Das 2015 gestartete Bundesprogramm wurde gemeinsam von Bundesministerien, privaten Stiftungen, Unternehmen, dem Bundesnetzwerk Bürgerschaftliches Engagement und der Deutschen Stiftung für Engagement und Ehrenamt getragen. Nach vier Förderphasen gilt das ursprüngliche Ziel als erreicht: In den mittlerweile 112 Engagierten Städten sind stabile Netzwerke entstanden, die Menschen zusammenbringen, ehrenamtliches Engagement fördern und den gesellschaftlichen Zusammenhalt vor Ort stärken.
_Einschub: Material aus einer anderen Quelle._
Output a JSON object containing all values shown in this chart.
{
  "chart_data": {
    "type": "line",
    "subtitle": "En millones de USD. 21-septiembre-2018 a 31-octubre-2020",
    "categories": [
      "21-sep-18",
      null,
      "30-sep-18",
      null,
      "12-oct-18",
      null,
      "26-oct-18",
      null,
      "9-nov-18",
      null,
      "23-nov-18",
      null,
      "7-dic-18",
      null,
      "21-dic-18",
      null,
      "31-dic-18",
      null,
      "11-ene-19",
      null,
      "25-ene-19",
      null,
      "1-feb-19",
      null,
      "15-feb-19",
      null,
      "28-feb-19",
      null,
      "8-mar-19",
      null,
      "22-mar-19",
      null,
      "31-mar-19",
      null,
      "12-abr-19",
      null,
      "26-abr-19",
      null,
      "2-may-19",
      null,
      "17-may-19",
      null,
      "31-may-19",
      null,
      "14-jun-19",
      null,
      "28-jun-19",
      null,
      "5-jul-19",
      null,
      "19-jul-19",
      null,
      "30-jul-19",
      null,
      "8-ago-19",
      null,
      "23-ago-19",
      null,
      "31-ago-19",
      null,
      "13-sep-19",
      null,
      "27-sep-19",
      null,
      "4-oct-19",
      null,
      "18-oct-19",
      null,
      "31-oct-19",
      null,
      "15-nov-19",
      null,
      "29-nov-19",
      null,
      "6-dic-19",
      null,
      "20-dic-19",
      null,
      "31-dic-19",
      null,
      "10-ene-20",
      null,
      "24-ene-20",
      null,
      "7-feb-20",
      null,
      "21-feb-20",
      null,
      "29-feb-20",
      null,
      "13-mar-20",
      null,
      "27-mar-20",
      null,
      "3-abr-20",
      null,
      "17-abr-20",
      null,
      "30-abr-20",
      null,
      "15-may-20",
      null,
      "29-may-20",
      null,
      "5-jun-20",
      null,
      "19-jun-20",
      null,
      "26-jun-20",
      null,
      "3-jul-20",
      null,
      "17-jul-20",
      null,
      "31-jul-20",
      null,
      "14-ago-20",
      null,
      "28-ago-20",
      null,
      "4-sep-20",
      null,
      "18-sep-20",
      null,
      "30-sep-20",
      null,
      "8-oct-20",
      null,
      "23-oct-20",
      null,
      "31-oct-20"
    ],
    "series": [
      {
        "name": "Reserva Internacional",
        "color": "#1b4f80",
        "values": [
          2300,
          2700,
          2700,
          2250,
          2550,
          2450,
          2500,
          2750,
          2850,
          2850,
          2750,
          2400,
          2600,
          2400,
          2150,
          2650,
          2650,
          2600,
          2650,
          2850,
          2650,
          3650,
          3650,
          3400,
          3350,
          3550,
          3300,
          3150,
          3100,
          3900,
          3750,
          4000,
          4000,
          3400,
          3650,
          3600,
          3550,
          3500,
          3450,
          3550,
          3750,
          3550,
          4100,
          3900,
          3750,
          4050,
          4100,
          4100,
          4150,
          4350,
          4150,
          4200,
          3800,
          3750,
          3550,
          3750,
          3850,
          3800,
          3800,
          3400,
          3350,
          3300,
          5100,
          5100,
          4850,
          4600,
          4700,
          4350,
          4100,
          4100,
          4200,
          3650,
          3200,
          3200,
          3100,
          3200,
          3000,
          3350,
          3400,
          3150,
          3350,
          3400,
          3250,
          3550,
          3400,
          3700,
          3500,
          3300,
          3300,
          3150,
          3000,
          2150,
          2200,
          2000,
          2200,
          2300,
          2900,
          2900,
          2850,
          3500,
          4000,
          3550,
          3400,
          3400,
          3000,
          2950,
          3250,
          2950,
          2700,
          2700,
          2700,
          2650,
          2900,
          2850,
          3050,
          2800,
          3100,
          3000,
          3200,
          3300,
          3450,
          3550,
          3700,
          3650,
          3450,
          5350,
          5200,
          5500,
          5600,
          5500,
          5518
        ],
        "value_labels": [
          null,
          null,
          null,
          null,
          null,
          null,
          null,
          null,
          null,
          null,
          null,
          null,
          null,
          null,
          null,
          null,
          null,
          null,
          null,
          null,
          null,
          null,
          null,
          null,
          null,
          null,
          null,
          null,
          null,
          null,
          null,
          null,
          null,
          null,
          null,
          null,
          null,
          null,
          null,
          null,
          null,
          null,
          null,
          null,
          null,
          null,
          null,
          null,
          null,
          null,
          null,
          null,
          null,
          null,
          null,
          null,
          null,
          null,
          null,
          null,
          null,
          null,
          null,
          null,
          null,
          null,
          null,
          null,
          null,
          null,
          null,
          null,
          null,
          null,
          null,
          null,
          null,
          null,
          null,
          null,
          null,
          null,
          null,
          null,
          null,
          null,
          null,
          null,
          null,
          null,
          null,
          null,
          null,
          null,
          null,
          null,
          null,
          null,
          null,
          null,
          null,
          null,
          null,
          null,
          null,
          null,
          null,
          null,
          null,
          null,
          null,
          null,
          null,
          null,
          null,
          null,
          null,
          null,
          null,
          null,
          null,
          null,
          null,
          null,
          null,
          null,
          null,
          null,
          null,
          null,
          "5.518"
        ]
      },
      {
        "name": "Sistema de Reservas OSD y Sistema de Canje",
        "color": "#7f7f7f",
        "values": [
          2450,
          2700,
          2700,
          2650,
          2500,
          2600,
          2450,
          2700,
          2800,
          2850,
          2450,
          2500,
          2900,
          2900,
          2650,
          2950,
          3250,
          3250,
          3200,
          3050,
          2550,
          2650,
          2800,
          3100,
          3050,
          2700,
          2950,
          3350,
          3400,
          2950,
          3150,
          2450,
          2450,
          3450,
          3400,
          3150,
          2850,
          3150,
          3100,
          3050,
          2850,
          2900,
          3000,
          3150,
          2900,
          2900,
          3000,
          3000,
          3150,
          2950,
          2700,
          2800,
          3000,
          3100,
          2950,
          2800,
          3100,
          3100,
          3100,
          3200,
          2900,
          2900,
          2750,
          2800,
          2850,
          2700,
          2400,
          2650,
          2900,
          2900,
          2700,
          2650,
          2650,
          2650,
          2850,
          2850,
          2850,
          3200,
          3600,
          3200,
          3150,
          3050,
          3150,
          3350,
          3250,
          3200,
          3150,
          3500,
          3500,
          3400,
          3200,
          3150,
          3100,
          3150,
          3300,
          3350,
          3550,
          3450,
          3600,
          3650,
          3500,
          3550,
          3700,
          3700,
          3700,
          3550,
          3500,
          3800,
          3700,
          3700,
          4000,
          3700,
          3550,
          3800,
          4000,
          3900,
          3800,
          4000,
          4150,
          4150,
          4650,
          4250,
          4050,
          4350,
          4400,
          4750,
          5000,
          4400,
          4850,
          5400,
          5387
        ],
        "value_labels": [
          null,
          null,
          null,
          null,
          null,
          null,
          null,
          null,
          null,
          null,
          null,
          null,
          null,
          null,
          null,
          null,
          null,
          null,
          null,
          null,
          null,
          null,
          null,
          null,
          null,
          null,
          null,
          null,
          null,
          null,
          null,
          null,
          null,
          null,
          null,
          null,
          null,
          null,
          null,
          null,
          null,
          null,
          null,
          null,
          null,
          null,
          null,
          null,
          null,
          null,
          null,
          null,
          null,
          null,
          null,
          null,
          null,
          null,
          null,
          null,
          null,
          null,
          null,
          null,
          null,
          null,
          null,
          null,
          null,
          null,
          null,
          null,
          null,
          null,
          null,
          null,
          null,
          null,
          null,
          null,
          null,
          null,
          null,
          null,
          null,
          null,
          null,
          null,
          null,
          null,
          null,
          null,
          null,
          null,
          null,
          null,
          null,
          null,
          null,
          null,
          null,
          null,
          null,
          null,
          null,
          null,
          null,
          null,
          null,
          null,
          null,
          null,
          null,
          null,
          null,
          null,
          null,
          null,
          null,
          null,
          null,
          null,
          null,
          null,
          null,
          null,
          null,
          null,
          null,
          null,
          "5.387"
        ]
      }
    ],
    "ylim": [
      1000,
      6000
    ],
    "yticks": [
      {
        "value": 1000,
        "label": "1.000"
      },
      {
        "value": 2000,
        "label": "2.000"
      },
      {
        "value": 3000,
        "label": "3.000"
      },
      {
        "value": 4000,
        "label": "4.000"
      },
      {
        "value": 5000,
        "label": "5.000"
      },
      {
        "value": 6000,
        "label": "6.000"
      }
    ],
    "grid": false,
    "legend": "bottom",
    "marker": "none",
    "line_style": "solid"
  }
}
Vertreterinnen und Vertreter aus Politik, Stiftungen und Zivilgesellschaft würdigen die Vereinsgründung als wichtigen Meilenstein. Bundesbildungsministerin Karin Prien betont die Bedeutung des Engagements für Lebensqualität und demokratischen Zusammenhalt. Auch die beteiligten Partner sehen in der Eigenständigkeit des Netzwerks ein Zeichen für gewachsenes Vertrauen, Verantwortungsbewusstsein und gemeinsame Gestaltungskraft.
Der neue Verein soll die entstandenen Strukturen dauerhaft sichern, den Austausch zwischen den Städten fördern und gemeinsame Lösungen für lokale Herausforderungen weiterentwickeln. Netzwerk-Bundessprecher Jochen Beuckers bezeichnet die Verstetigung als starkes Signal für die Zukunft einer nachhaltigen Engagementförderung in Deutschland.